Each run also writes `logs/run-report.json`, a structured summary containing the
run status, chosen agent, branches, PR URL, dirty-file records, per-phase
timings, non-fatal phase warnings, preflight details, and per-step command log
paths. The report includes comparison bundle and review judgment sidecar paths,
plus the sidecar parse status. Runs that finish after skipped or failed
best-effort phases report `succeeded_with_warnings` and include those warnings
in the PR body.

Configure logging with environment variables:

- `DIAMOND_DEV_LOG_LEVEL`: Log level for console, text file, and JSONL output.
  Defaults to `INFO`.
- `DIAMOND_DEV_LOG_FILE`: File path for readable persistent logs. Defaults to
  `logs/diamond-dev.log`.
- `DIAMOND_DEV_JSON_LOG_FILE`: File path for serialized JSONL logs. Defaults to
  `logs/diamond-dev.jsonl`.
- `DIAMOND_DEV_LOG_DIAGNOSE`: Whether Loguru should include local variable
  values in exception tracebacks. Defaults to enabled. Disable with `0`,
  `false`, `no`, or `off` if logs may contain secrets.
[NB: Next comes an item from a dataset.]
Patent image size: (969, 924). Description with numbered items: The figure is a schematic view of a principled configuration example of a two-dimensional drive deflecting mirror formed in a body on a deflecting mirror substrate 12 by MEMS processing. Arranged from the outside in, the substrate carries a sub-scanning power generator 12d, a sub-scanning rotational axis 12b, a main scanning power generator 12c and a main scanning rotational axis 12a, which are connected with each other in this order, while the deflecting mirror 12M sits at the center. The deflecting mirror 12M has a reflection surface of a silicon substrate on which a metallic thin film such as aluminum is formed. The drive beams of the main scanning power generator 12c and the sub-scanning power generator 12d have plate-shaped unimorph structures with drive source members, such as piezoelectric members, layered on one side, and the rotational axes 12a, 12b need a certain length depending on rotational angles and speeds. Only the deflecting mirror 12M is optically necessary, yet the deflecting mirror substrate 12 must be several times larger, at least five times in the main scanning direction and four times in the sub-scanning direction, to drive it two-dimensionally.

File logs rotate at 10 MB, retain rotated files for 30 days, compress rotated
logs as zip files, use UTF-8 with fallback escaping, and are created with owner
read/write permissions. Exception logs include extended tracebacks. When
OpenTelemetry is installed, log records include the active trace ID, span ID,
sampled flag, and service name; otherwise those fields are present with default
zero or empty values.

## Troubleshooting & FAQ

**Preflight fails with a missing command.** The named CLI is not on `PATH`.
Install it (see [Prerequisites](#prerequisites)) or, if you don't use it, remove
the corresponding agent from `[workflow]`. Only the CLIs for configured adapters
are checked.

**Preflight fails on `gh auth status`.** Authenticate the GitHub CLI with
`gh auth login` (or set `GH_TOKEN`) before running.

**"Plan drift" failure.** The source plan was edited after a run started, so it no
longer matches the copy stored in the wiki or an implementation clone. The plan
is immutable for resume — start over with a new plan filename/slug, or reset the
generated repositories and wiki artifacts. See [Auto-Resume](#auto-resume).
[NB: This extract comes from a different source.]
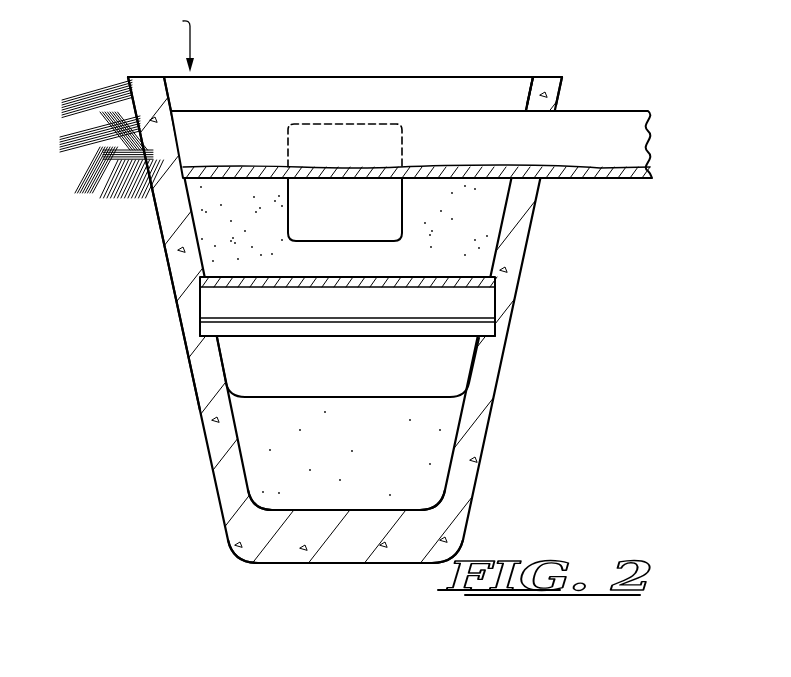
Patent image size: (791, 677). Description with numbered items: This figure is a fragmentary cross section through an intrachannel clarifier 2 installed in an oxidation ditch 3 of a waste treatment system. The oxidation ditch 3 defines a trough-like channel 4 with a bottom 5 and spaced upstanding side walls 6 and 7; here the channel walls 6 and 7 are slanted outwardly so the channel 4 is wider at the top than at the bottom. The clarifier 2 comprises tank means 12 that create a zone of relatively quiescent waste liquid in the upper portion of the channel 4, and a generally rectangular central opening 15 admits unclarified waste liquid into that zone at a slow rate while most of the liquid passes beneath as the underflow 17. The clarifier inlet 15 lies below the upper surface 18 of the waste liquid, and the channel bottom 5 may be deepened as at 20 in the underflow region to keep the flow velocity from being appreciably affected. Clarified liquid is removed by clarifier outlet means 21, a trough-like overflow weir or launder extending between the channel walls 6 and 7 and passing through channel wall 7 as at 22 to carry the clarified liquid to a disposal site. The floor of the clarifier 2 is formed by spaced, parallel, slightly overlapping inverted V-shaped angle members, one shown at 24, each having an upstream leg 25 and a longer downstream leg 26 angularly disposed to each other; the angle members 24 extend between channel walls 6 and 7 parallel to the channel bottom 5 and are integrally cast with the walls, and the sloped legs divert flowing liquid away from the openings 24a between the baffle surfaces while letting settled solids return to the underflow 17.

**The run exited while waiting for acceptance.** That's fine. Edit the acceptance
checkbox in the wiki, then rerun `diamond-dev my-plan.md`; it auto-resumes and
picks up your choice.

**A run finished with `succeeded_with_warnings`.** One or more best-effort phases
(such as a notification or an optional test command) were skipped or failed but
did not block the workflow. The specific warnings are listed in
`logs/run-report.json` and the PR body.

**A PR already exists for the selected branch.** Auto-resume fails before PR
creation if any PR (open, closed, or merged) already exists for the accepted
branch. Resolve or rename the branch, or start a new plan slug.

**Where are the artifacts?** Comparison bundle, comparison page, review file, and
review-judgment sidecar are written in the invocation directory and pushed to the
GitHub wiki. Per-run logs and `run-report.json` are under `logs/`.

## License

`diamond-dev` is (C) 2026 Harold Martin and licensed under the Apache License, Version 2.0. See [LICENSE](LICENSE) for details.